Denn längst ist die anfängliche Hoffnung auf Erneuerung bitterer Ernüchterung gewichen. Die Oppositionellen wehren sich gegen die konservative Politik der Muslimbrüder. Viele Liberale werfen Mursi vor, er habe die Ziele der Revolution verraten. Der Präsident und die Islamisten weisen die Kritik zurück: Sie hätten schließlich die freie Wahl gewonnen. So zeigt sich spätestens mit den Protesten am Sonntag: Ägypten ist ein zutiefst gespaltenes Land. Anhänger und Gegner der Regierung stehen sich unversöhnlich gegenüber. In den vergangenen Tagen und Wochen war keines der beiden Lager zu Dialog und Aussöhnung bereit. Führende Geistliche hatten bis zuletzt vor einer Eskalation der Gewalt gewarnt.

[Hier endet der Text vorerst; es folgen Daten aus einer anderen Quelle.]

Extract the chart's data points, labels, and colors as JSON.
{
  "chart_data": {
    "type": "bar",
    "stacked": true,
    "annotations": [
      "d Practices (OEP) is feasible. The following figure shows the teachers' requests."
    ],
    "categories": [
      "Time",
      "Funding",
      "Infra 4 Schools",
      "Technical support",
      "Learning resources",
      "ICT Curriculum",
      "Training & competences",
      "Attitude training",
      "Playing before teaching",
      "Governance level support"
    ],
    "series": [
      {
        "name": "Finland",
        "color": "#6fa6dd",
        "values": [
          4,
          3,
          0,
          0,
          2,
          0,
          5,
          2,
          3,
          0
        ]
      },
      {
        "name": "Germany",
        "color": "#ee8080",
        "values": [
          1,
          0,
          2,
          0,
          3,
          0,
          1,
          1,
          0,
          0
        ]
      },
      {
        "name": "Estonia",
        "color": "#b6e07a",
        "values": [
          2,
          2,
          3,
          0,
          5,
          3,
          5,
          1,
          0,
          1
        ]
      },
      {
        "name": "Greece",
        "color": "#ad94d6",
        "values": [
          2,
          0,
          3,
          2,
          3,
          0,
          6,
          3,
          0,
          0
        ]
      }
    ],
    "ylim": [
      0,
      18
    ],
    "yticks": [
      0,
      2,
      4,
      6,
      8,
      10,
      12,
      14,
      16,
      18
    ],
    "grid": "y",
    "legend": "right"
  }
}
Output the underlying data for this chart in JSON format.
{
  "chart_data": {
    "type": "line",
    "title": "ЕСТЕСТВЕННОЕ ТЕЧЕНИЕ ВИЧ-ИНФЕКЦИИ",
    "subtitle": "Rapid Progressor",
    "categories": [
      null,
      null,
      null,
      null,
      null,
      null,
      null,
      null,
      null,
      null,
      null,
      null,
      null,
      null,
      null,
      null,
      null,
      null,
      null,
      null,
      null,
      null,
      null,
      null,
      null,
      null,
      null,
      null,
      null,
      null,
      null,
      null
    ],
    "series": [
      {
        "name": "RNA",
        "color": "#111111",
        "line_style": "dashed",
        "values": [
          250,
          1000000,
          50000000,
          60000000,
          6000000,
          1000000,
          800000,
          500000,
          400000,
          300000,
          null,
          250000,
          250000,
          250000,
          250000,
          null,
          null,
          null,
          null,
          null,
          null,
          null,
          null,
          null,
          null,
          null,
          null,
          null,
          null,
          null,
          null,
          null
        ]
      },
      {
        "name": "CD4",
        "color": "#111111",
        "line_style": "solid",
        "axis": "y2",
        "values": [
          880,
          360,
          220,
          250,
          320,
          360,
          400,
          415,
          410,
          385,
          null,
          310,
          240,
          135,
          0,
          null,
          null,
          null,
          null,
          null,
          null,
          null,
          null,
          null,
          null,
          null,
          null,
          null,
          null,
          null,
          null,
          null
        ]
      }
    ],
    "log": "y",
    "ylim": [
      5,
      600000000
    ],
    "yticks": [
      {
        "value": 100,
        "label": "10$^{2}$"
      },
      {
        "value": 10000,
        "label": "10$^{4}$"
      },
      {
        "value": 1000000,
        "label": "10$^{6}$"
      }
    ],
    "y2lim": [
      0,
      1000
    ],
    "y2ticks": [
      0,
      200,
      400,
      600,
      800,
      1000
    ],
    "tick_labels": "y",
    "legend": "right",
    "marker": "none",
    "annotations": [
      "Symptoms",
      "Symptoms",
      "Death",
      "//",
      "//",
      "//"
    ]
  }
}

Dabei hatte sich die Lage am Nil schon vor den geplanten Demonstrationen zugespitzt. Bei Krawallen zwischen Anhängern und Gegnern Mursis kamen am Wochenende mindestens drei Menschen ums Leben, mehr als hundert wurden verletzt. Zwei Menschen starben, als Mursi-Gegner in der Nacht zu Sonnabend ein Parteibüro der Muslimbrüder in der Küstenstadt Alexandria stürmten. Ein weiterer Mann starb bei einer Explosion bei Protesten in Port Said. In Kairo hatten sich nach dem Freitagsgebet etwa 20.000 Unterstützer von Mursi vor der Moschee Rabaa al-Adawija versammelt. Redner warfen der Opposition vor, sie werde „aus dem Ausland unterstützt, von Staaten, die nichts Gutes für Ägypten wollen“. Sie unterstrichen, dass Mursi nicht vorzeitig zurücktreten werde.

Die Lebenssituation hat sich für viele Ägypter drastisch verschlechtert: Vor den Tankstellen bilden sich seit Monaten lange Schlangen. Stromausfälle gehören zum Alltag, ebenso wie die Verfolgung Andersdenkender. Die Währung verfällt, die Preise für Lebensmittel steigen. Am vergangenen Mittwoch räumte Mursi in einer Rede ans Volk zwar Fehler ein. Doch zeigte er sich zu keinen Zugeständnissen bereit. Eher noch schürte er den Zorn seiner Gegner, indem er sie als Feinde des Landes und Terroristen bezeichnete. Spätestens seit dieser Kampfansage schlittert Ägypten immer weiter in eine Zerreißprobe, wie sie das Land in seiner jüngeren Geschichte noch nicht erlebt hat.

„Mursi hau ab“ steht auf den Schildern, die sich die Männer um den Hals gehängt haben. Dicht an dicht sitzen sie im Kreis, das Zeltdach spendet Schatten. Sherif Hafez, 48, Brille, graues Hemd, sitzt in der Mitte. „Wie soll es nach dem Fall Mursis weitergehen?“, ruft er in die Runde. „Wir brauchen ein Übergangskomitee, bis ein neuer Präsident gewählt ist“, ruft einer. Kopfnicken. „Wer könnte neuer Präsident werden?“ Hafez blickt in ratlose Gesichter. So zeigt die Protestwelle auch: Mursis Gegner haben zwar an Kraft gewonnen. In den vergangenen Wochen hat die Tamarud-Bewegung eine große Schar von Unterstützern gewinnen können. Und doch: Es fehlt ihnen an Alternativen, an politischen Visionen für die Zukunft.